Le regain d'activité terroriste dans le Sinaï après la révolution de 2011, qui a bénéficié de la déstabilisation de l'appareil sécuritaire égyptien et de l'afflux d'armes depuis la Libye et le Soudan, a entraîné un renforcement de la coopération sécuritaire entre Israël et l'Egypte. Le 16 juillet 2013, Israël a donné son feu vert à l'Egypte pour le déploiement de véhicules blindés, d'hélicoptères Apache et de 5 000 hommes dans la zone démilitarisée du Sinaï, notamment la zone C frontalière d'Israël, interdite aux militaires égyptiens et placée sous le contrôle de la Force multinationale et observateurs (MFO). Cette autorisation est obligatoire selon les termes de l'accord israélo-égyptien de mars 1979, par lequel Israël a rétrocédé le Sinaï, conquis lors de la guerre des Six-Jours en juin 1967.

L'attaque de drone israélien contre des djihadistes à Rafah, en territoire égyptien, le 9 août, a révélé l'ampleur de la coopération entre les autorités des deux pays, notamment en matière de renseignements.
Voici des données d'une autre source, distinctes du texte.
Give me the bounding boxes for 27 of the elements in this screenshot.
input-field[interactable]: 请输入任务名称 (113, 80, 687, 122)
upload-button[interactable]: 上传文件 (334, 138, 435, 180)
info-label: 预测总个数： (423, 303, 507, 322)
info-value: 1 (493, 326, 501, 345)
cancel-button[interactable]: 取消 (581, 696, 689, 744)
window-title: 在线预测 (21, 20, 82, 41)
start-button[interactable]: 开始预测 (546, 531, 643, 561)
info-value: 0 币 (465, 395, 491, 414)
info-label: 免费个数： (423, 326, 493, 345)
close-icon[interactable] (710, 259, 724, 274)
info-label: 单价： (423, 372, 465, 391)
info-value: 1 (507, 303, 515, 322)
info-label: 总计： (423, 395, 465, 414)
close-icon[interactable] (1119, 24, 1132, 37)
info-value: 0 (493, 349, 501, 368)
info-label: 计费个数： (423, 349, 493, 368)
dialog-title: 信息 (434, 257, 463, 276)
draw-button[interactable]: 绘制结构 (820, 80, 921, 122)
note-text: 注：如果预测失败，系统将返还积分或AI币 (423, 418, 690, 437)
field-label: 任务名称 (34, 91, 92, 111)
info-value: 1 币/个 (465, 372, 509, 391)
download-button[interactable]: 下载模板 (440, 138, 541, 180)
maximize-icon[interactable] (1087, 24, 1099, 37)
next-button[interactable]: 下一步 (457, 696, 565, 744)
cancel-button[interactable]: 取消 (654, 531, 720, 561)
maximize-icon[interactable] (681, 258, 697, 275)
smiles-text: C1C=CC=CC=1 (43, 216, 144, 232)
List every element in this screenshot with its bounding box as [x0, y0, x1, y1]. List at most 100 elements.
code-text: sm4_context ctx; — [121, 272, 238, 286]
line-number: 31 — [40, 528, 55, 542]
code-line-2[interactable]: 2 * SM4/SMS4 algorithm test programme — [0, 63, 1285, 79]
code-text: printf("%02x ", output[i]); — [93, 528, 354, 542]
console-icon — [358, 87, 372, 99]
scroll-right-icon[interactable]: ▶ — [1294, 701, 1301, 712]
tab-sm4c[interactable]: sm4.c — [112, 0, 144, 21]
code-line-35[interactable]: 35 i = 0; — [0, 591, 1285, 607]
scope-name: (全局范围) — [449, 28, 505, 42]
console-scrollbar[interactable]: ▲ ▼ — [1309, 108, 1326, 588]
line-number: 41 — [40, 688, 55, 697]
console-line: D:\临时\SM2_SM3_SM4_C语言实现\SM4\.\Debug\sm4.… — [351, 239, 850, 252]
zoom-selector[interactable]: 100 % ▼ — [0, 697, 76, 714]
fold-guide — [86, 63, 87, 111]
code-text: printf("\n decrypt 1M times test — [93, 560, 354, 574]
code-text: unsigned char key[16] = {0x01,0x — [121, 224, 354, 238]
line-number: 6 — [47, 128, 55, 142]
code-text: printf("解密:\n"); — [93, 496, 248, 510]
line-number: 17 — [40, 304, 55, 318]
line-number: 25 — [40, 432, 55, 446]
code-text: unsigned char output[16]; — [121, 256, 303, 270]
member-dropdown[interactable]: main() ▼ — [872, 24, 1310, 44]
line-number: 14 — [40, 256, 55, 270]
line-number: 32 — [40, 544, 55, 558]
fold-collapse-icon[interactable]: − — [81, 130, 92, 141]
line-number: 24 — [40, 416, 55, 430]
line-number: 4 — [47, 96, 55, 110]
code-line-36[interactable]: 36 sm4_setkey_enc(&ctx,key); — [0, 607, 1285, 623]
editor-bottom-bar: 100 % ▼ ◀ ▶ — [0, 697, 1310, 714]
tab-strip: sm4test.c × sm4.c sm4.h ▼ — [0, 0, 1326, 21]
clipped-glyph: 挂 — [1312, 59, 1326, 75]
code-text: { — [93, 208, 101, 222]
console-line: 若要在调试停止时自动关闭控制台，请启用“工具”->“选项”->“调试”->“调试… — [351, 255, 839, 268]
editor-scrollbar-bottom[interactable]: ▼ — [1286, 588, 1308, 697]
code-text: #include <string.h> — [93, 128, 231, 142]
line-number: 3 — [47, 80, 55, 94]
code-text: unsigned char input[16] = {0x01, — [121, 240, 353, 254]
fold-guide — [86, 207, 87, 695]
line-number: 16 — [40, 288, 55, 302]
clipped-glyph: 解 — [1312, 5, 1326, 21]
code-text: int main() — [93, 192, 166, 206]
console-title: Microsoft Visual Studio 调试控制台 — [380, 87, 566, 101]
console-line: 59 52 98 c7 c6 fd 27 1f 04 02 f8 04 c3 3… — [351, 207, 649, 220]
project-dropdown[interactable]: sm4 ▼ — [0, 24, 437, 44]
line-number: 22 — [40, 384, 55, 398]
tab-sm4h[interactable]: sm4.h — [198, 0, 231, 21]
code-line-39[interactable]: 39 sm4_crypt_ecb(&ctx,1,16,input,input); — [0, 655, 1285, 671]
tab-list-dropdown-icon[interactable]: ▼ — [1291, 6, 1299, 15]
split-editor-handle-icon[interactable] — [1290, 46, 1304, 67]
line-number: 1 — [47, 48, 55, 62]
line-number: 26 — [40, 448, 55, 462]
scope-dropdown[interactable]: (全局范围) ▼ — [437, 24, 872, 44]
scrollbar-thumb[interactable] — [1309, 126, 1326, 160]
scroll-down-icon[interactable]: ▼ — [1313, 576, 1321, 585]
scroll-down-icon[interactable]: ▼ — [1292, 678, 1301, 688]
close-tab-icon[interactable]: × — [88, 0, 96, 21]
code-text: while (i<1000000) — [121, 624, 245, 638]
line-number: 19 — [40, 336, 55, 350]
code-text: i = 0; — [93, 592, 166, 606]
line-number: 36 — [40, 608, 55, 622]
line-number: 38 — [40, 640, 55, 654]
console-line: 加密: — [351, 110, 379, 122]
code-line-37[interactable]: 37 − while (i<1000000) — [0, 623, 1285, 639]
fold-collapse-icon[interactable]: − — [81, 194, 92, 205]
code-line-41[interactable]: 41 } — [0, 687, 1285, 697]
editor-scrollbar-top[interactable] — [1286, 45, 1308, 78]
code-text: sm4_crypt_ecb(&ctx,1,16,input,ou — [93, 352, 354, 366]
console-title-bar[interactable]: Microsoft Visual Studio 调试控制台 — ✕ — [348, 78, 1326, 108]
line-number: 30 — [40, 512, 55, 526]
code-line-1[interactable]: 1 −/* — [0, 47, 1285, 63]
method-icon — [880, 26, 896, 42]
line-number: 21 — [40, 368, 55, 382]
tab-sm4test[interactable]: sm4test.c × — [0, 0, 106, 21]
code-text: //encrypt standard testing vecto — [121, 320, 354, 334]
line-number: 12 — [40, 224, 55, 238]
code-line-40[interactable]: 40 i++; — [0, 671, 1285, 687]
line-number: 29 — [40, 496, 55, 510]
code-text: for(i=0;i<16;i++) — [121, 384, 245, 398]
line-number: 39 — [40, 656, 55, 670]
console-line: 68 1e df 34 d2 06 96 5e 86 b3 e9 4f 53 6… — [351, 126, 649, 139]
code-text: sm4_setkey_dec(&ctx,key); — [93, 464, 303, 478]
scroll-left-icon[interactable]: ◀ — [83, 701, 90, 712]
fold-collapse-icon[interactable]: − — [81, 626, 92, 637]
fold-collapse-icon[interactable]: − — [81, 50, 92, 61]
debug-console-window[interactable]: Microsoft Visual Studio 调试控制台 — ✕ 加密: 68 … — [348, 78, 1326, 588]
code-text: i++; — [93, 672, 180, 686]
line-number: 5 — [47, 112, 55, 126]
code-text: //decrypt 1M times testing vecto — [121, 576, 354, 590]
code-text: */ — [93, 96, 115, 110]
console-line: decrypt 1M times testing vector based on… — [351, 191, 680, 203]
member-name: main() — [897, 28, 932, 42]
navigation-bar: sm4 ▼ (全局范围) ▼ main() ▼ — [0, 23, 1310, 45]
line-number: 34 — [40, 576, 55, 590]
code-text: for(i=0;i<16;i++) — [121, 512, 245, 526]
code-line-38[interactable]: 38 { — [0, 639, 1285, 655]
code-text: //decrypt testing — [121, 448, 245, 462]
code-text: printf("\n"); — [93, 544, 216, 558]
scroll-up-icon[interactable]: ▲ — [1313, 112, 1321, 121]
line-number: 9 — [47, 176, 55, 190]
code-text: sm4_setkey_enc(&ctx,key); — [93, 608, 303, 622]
Même si d'autres sources collaborent avec Israël, comme des tribus bédouines ayant des liens, parfois familiaux, avec les tribus bédouines du Néguev, ou des collaborations nouées lors de l'occupation du Sinaï par Israël (jusqu'en 1982).

 

Les principales attaques en Egypte et dans le sud d'Israël

18 août 2011. Un commando venu du Sinaï tue huit Israéliens dans une triple embuscade au nord d'Eilat.

5 août 2012. Seize garde-frontières égyptiens sont tués par un commando venu du Sinaï.

19 août 2013. Vingt-six policiers égyptiens sont tués dans un attentat à la roquette, près de Rafah.

5 septembre 2013. Attentat manqué contre le convoi du ministre de l'intérieur, au Caire.

24 décembre 2013. Attentat contre le QG de la police à Mansoura, qui fait 16 morts, revendiqué par Ansar Beit Al-Makdis.

24 janvier 2013. Quatre attentats visent la police au Caire, tuant six policiers à la veille des célébrations du troisième anniversaire de la révolte de 2011.

26 janvier 2013. Ansar Beit Al-Makdis affirme avoir abattu un hélicoptère de l'armée égyptienne à Rafah, tuant ses cinq membres d'équipage.

29 janvier 2013. Ansar Beit Al-Makdis revendique l'assassinat d'un général de la police, conseiller du ministre de l'intérieur, devant son domicile au Caire.

16 février 2014. Attaque contre un autobus de pélerins sud-coréens : 4 morts et 14 blessés.